Ben Carson Looking For His Foreign Policy Footing
Ben Carson appears to be confronting a foreign policy learning curve.
-- With the Paris terrorist attacks dominating the news cycle -- and increasingly becoming the talk of the presidential campaign trail -- Ben Carson appears to be confronting a foreign policy learning curve.
"A year from now, I will know a lot more than I know now,” about foreign policy and national security, Carson acknowledged in an interview Tuesday on the PBS "NewsHour."
His comments came on the same day that some his own advisers called into question the former neurosurgeon's facility with international affairs issues.
"There is much for him to learn. He is not perfect,” Carson adviser Armstrong Williams told Bloomberg News on Tuesday. “We'll never be perfect. But he continues to surround himself with people and engage people that can enhance his foreign policy.”
And in The New York Times, Duane R. Clarridge, who has advised Carson, also offered a candid critique.
“Nobody has been able to sit down with him and have him get one iota of intelligent information about the Middle East,” Clarridge told the Times, adding that Carson needs weekly conference calls on foreign policy so “we can make him smart.”
While the Carson campaign acknowledged that Clarridge has had contact with the candidate, a spokeperson denied that he is a top adviser.
“He is coming to the end of a long career of serving our country,” the campaign said in a statement. “Mr. Clarridge's input to Dr. Carson is appreciated but he is clearly not one of Dr. Carson's top advisers.”

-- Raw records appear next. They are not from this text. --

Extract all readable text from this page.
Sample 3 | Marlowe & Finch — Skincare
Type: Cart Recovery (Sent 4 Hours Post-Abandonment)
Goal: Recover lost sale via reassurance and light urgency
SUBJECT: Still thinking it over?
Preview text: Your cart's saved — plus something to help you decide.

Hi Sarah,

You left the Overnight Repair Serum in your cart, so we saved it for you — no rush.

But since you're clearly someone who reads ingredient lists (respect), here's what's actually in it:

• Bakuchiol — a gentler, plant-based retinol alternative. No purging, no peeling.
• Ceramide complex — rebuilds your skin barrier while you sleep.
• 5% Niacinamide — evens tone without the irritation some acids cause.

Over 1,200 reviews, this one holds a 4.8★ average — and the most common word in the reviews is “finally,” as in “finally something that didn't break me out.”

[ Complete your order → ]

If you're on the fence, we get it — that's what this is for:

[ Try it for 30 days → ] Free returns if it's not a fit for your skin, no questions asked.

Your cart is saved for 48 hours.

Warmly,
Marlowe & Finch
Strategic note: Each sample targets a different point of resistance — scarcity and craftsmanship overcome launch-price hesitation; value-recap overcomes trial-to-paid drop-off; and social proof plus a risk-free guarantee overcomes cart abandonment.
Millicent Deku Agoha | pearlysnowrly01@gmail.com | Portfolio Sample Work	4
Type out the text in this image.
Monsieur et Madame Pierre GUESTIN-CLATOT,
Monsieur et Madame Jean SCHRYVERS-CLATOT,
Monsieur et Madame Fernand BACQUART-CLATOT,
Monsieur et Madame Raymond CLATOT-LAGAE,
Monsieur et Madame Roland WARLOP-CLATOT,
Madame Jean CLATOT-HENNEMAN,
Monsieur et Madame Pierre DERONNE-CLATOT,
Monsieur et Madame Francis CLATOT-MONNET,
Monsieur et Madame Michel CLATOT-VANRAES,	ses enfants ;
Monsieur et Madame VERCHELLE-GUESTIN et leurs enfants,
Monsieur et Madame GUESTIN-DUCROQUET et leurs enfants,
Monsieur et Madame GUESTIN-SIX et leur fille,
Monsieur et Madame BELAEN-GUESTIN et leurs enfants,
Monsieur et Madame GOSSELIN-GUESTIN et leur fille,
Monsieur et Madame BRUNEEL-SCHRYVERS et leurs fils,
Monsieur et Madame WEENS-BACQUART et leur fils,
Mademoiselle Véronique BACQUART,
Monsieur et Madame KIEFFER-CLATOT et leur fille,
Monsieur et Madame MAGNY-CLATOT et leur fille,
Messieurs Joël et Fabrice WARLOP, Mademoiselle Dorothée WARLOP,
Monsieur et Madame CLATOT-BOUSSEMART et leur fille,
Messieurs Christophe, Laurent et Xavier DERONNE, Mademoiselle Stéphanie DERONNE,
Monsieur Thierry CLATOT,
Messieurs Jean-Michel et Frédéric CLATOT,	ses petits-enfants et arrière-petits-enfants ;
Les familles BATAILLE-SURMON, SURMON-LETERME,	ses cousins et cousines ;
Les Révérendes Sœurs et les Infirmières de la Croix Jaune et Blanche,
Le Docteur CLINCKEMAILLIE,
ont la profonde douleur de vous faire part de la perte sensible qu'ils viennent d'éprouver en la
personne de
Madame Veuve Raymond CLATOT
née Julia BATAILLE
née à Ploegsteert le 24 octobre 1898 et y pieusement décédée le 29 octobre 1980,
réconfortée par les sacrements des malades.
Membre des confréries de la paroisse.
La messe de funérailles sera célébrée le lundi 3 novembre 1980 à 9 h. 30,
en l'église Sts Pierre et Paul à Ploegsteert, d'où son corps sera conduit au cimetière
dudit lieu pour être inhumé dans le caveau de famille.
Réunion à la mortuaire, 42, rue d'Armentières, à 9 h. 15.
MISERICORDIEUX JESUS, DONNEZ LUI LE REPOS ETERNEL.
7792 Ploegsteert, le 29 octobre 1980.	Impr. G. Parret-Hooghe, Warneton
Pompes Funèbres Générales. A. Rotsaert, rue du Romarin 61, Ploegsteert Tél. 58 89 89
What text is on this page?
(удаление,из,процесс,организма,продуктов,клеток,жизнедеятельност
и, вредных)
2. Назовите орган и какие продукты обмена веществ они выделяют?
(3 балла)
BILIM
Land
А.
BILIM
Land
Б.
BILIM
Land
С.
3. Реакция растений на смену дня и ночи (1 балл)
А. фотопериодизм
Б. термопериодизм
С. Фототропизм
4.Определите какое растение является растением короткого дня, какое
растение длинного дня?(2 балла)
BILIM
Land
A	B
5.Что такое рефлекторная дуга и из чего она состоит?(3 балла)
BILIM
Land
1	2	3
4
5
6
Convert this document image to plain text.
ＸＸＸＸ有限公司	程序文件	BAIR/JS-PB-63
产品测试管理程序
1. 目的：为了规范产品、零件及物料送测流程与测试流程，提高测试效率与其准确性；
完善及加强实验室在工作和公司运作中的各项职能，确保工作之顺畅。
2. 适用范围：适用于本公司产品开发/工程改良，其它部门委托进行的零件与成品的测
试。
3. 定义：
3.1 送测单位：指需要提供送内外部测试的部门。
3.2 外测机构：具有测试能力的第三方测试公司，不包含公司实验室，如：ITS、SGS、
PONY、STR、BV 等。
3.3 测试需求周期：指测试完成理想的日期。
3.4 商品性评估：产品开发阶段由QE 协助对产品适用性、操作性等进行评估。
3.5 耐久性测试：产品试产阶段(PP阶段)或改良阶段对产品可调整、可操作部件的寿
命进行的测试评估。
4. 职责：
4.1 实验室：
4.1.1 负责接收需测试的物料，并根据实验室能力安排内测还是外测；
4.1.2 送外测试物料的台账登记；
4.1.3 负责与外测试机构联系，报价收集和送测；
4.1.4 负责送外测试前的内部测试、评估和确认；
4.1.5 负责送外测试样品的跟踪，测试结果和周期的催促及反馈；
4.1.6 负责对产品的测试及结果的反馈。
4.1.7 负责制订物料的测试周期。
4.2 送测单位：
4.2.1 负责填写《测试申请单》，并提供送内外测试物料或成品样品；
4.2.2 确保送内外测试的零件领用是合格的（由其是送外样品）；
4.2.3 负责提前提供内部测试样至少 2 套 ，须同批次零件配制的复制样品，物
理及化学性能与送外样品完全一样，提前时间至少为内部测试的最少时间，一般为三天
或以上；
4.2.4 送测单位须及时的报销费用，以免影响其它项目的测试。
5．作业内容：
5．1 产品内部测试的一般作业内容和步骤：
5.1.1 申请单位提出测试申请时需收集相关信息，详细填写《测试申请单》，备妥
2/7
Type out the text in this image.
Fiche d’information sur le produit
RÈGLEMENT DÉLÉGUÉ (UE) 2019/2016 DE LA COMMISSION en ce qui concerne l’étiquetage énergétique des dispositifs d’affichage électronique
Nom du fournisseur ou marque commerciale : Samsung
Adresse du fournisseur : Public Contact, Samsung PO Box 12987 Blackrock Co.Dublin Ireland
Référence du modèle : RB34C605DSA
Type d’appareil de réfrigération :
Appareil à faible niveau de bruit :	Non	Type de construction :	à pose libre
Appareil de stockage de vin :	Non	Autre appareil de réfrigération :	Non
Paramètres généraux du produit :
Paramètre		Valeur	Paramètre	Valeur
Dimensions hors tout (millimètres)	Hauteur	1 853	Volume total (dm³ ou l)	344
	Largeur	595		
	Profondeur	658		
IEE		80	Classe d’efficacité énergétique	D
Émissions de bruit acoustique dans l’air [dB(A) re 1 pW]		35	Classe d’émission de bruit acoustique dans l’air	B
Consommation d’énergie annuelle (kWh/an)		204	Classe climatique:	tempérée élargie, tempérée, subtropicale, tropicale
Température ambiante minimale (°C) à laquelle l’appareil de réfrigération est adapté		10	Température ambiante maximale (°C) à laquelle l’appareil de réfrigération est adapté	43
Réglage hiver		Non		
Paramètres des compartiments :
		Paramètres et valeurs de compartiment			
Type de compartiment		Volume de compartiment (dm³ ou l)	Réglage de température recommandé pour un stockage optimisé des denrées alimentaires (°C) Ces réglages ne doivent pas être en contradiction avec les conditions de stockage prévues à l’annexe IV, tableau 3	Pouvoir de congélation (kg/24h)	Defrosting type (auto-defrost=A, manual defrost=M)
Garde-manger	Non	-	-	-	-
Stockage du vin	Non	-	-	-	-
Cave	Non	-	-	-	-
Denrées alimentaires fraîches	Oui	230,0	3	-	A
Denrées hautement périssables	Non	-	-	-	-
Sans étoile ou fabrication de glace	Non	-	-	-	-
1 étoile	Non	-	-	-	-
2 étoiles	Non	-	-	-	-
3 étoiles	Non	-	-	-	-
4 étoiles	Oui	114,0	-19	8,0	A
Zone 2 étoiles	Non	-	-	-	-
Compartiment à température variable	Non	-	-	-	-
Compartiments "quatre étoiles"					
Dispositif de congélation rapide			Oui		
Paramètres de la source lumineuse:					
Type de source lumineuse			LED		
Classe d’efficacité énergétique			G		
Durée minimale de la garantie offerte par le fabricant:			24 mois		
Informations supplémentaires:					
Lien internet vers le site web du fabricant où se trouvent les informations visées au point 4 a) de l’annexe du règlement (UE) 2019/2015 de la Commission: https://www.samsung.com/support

The campaign also pushed back on the assertion in the story that Clarridge was closely involved with Carson’s foreign policy briefings.
"He has no idea who Ben talks to everyday," campaign manager Barry Bennett told ABC News. "He's just confused."
But as recently as last week, Carson, himself, suggested that it was the Obama administration that was confused on foreign policy, claiming that his intelligence on Syria was better than the president's.
"I have several sources that I’ve gotten material from. I am surprised my sources are better than theirs,” Carson said last week. “[The White House] will have an opportunity to see my material.”
When asked last week about Carson's claims, White House Press Secretary Josh Earnest was at a loss for words. “Maybe it violates my job description as a spokesperson to be speechless,” Earnest laughed. “But I think in this case, I am.”
Carson subsequently said those comments were “tongue in cheek” and that he hopes his advisers are not, in fact, better.
Carson has told ABC News that he has daily foreign policy briefings and talks regularly to his top foreign policy adviser General Robert Dees.
Even so, in an interview with Fox News on Sunday, Carson had trouble naming one world leader he would call to assemble a coalition to counter ISIS, despite being pressed.
"If we get out there and we really lead and it appears that we’re making progress, then all of the Arab states and even the non-Arab states who I think are beginning to recognize that the jihad movement is global,” Carson said. “It is not just local in the Middle East, but if we fight it there, they will have to pool their resources in that area, and then we won’t have to necessarily fight them here. That’s what I’m saying.”
Williams said Carson ignored these questions because he does not like answering hypotheticals.
“Dr. Carson is very dismissive of the question,” Williams told Bloomberg. “It was a hypothetical, and Dr. Carson does not like answering hypotheticals. He intentionally did not answer the question.”